Mr. Fogelson has been coming to the Vineyard since the 1970s, and now enjoys watching his family grow up on the water.

“I enjoy the beach, why wouldn’t someone?” he said. “I remember watching over my stepdaughter and nieces and nephews and now great-nieces and nephews go swimming.”

In Katama things are even less formal. At Crackatuxet Beach, there is no key but rather a guard making sure you are a recognizable face. Founded in 1956, there are 34 shareholders who own about 15 acres off of Crackatuxet Cove. Each of the shareholders owns a piece of property through a trust created by Tom Osborne.

“We have a caretaker out there during the summer to keep an eye on things,” trustee David LeBreton said. The caretaker lives in small shack during the summer. “The shack has served the shareholders very well... when the caretaker wasn’t there, it was a lot of fun for us teenagers.”

Asked if he had any fond memories, Mr. LeBreton said “Oh God yes, if they’re not all drowned.”

flip flops
Despite high price tag, it’s still a casual affair. — Ray Ewing

“The young folk would go out in the evening to have get-togethers, all very innocent of course,” he said.

Today, the same group of families and friends who were part of the original 20 friends still enjoy each others’ company.

“It’s a nice haven, an oasis where everyone knows everyone or you can walk down the beach and be by yourself if you wish,” Mr. LeBreton said.

Unlike the up-Island beach lots, the turnover rate at Crackatuxet is minimal. The last time there was a shareholder sale was 18 years ago. If a shareholder decides to give up their share, it is sold back to the trust. There is a small waiting list of friends of shareholders.

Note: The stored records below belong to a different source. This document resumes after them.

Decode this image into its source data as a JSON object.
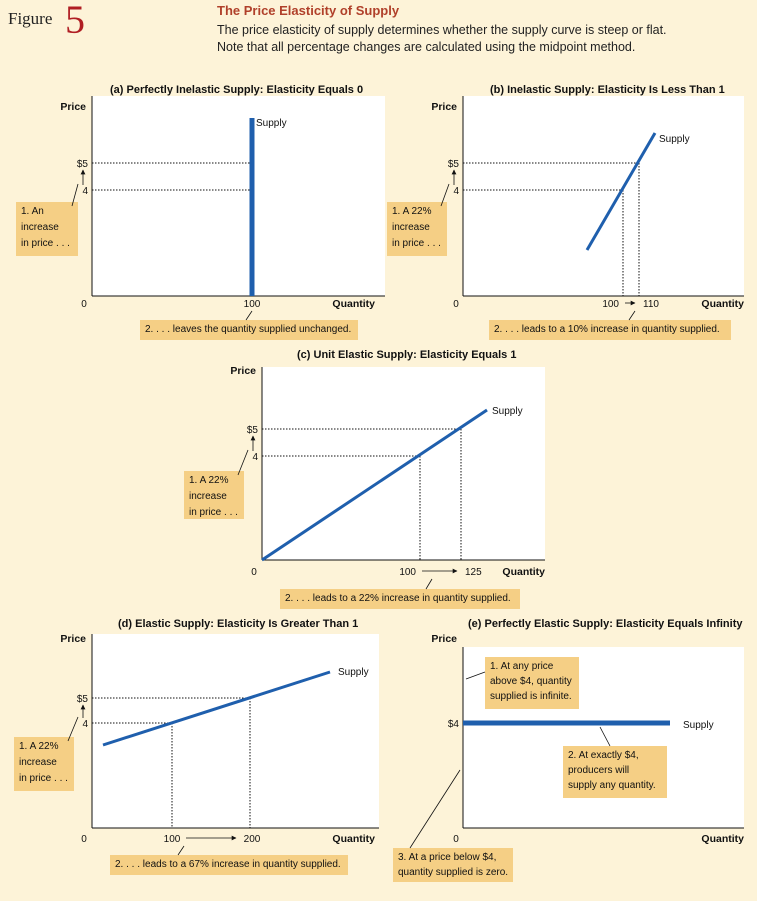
{
  "figure": {
    "word": "Figure",
    "number": "5",
    "title": "The Price Elasticity of Supply",
    "desc_line1": "The price elasticity of supply determines whether the supply curve is steep or flat.",
    "desc_line2": "Note that all percentage changes are calculated using the midpoint method."
  },
  "chart_data": [
    {
      "id": "a",
      "type": "line",
      "title": "(a) Perfectly Inelastic Supply: Elasticity Equals 0",
      "xlabel": "Quantity",
      "ylabel": "Price",
      "origin_label": "0",
      "price_ticks": [
        "$5",
        "4"
      ],
      "quantity_ticks": [
        "100"
      ],
      "supply_label": "Supply",
      "supply_points": [
        [
          100,
          0
        ],
        [
          100,
          6.8
        ]
      ],
      "guides": {
        "prices": [
          5,
          4
        ],
        "quantities": []
      },
      "notes": {
        "price_change": [
          "1. An",
          "increase",
          "in price . . ."
        ],
        "quantity_change": [
          "2. . . . leaves the quantity supplied unchanged."
        ]
      }
    },
    {
      "id": "b",
      "type": "line",
      "title": "(b) Inelastic Supply: Elasticity Is Less Than 1",
      "xlabel": "Quantity",
      "ylabel": "Price",
      "origin_label": "0",
      "price_ticks": [
        "$5",
        "4"
      ],
      "quantity_ticks": [
        "100",
        "110"
      ],
      "supply_label": "Supply",
      "supply_points": [
        [
          85,
          1.7
        ],
        [
          120,
          6.5
        ]
      ],
      "guides": {
        "prices": [
          5,
          4
        ],
        "quantities": [
          100,
          110
        ]
      },
      "notes": {
        "price_change": [
          "1. A 22%",
          "increase",
          "in price . . ."
        ],
        "quantity_change": [
          "2. . . . leads to a 10% increase in quantity supplied."
        ]
      }
    },
    {
      "id": "c",
      "type": "line",
      "title": "(c) Unit Elastic Supply: Elasticity Equals 1",
      "xlabel": "Quantity",
      "ylabel": "Price",
      "origin_label": "0",
      "price_ticks": [
        "$5",
        "4"
      ],
      "quantity_ticks": [
        "100",
        "125"
      ],
      "supply_label": "Supply",
      "supply_points": [
        [
          0,
          0
        ],
        [
          140,
          5.6
        ]
      ],
      "guides": {
        "prices": [
          5,
          4
        ],
        "quantities": [
          100,
          125
        ]
      },
      "notes": {
        "price_change": [
          "1. A 22%",
          "increase",
          "in price . . ."
        ],
        "quantity_change": [
          "2. . . . leads to a 22% increase in quantity supplied."
        ]
      }
    },
    {
      "id": "d",
      "type": "line",
      "title": "(d) Elastic Supply: Elasticity Is Greater Than 1",
      "xlabel": "Quantity",
      "ylabel": "Price",
      "origin_label": "0",
      "price_ticks": [
        "$5",
        "4"
      ],
      "quantity_ticks": [
        "100",
        "200"
      ],
      "supply_label": "Supply",
      "supply_points": [
        [
          25,
          3.2
        ],
        [
          310,
          6.0
        ]
      ],
      "guides": {
        "prices": [
          5,
          4
        ],
        "quantities": [
          100,
          200
        ]
      },
      "notes": {
        "price_change": [
          "1. A 22%",
          "increase",
          "in price . . ."
        ],
        "quantity_change": [
          "2. . . . leads to a 67% increase in quantity supplied."
        ]
      }
    },
    {
      "id": "e",
      "type": "line",
      "title": "(e) Perfectly Elastic Supply: Elasticity Equals Infinity",
      "xlabel": "Quantity",
      "ylabel": "Price",
      "origin_label": "0",
      "price_ticks": [
        "$4"
      ],
      "quantity_ticks": [],
      "supply_label": "Supply",
      "supply_points": [
        [
          0,
          4
        ],
        [
          210,
          4
        ]
      ],
      "guides": {
        "prices": [],
        "quantities": []
      },
      "notes": {
        "above": [
          "1. At any price",
          "above $4, quantity",
          "supplied is infinite."
        ],
        "exact": [
          "2. At exactly $4,",
          "producers will",
          "supply any quantity."
        ],
        "below": [
          "3. At a price below $4,",
          "quantity supplied is zero."
        ]
      }
    }
  ]
}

“Very, very few people sell their share and instead opt to transfer it to the next generation,” Mr. LeBreton said.

Mr. LeBreton said the price for a share is not made public, but they “keep it down so it’s not a money-maker for anyone.”

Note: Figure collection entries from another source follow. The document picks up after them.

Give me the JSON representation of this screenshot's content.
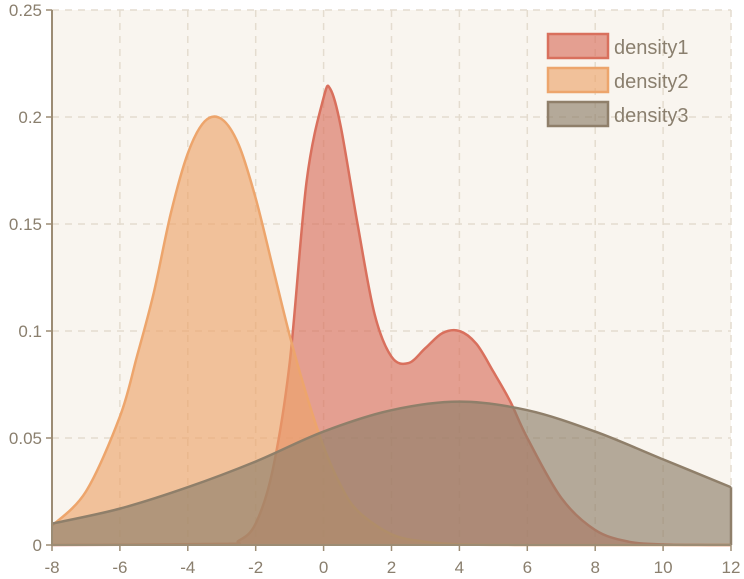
{
  "chart_data": {
    "type": "area",
    "title": "",
    "xlabel": "",
    "ylabel": "",
    "xlim": [
      -8,
      12
    ],
    "ylim": [
      0,
      0.25
    ],
    "x_ticks": [
      -8,
      -6,
      -4,
      -2,
      0,
      2,
      4,
      6,
      8,
      10,
      12
    ],
    "x_tick_labels": [
      "-8",
      "-6",
      "-4",
      "-2",
      "0",
      "2",
      "4",
      "6",
      "8",
      "10",
      "12"
    ],
    "y_ticks": [
      0,
      0.05,
      0.1,
      0.15,
      0.2,
      0.25
    ],
    "y_tick_labels": [
      "0",
      "0.05",
      "0.1",
      "0.15",
      "0.2",
      "0.25"
    ],
    "grid": true,
    "legend_position": "top-right",
    "series": [
      {
        "name": "density1",
        "stroke": "#d9705d",
        "fill": "#d9705d",
        "x": [
          -8,
          -3,
          -2.5,
          -2,
          -1.5,
          -1,
          -0.5,
          0,
          0.2,
          0.5,
          1,
          1.5,
          2,
          2.5,
          3,
          3.5,
          4,
          4.5,
          5,
          5.5,
          6,
          7,
          8,
          9,
          10,
          11,
          12
        ],
        "y": [
          0,
          0.0005,
          0.002,
          0.01,
          0.035,
          0.085,
          0.17,
          0.209,
          0.213,
          0.196,
          0.15,
          0.108,
          0.088,
          0.085,
          0.092,
          0.099,
          0.1,
          0.094,
          0.081,
          0.067,
          0.05,
          0.022,
          0.007,
          0.0015,
          0.0003,
          5e-05,
          0
        ]
      },
      {
        "name": "density2",
        "stroke": "#eda56c",
        "fill": "#eda56c",
        "x": [
          -8,
          -7,
          -6,
          -5.5,
          -5,
          -4.5,
          -4,
          -3.5,
          -3,
          -2.5,
          -2,
          -1.5,
          -1,
          -0.5,
          0,
          0.5,
          1,
          2,
          3,
          4,
          6,
          8,
          12
        ],
        "y": [
          0.009,
          0.025,
          0.06,
          0.088,
          0.118,
          0.155,
          0.183,
          0.198,
          0.199,
          0.187,
          0.162,
          0.13,
          0.098,
          0.07,
          0.046,
          0.028,
          0.016,
          0.005,
          0.0015,
          0.0003,
          0,
          0,
          0
        ]
      },
      {
        "name": "density3",
        "stroke": "#8f7f6a",
        "fill": "#8f7f6a",
        "x": [
          -8,
          -6,
          -4,
          -2,
          0,
          2,
          4,
          6,
          8,
          10,
          12
        ],
        "y": [
          0.01,
          0.017,
          0.027,
          0.039,
          0.053,
          0.063,
          0.067,
          0.063,
          0.053,
          0.04,
          0.027
        ]
      }
    ]
  }
}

“We don’t want to encourage that,” he said. “It’s supposed to be a nice summer social vehicle. We don’t want people thinking it’s an investment.”

“We’re a small social club,” he continued. “We’re lazy and laid back.”

Of the 53 miles of shoreline around Martha’s Vineyard, 42 miles of it are sandy beaches. According to the Martha’s Vineyard Commission numbers from 2005, 37.5 per cent of the Island’s shoreline is public; the remaining 62.5 per cent is restricted to town beaches or is held privately. But those numbers, like all hard facts, do not tell the whole story. Key beaches are part of the history of Martha’s Vineyard, places where Island families have gathered for decades and newcomers now come to create their own legacy. The sand and the ocean along these beaches are the same, relatively, as on those beaches open to all. Just a lot less crowded.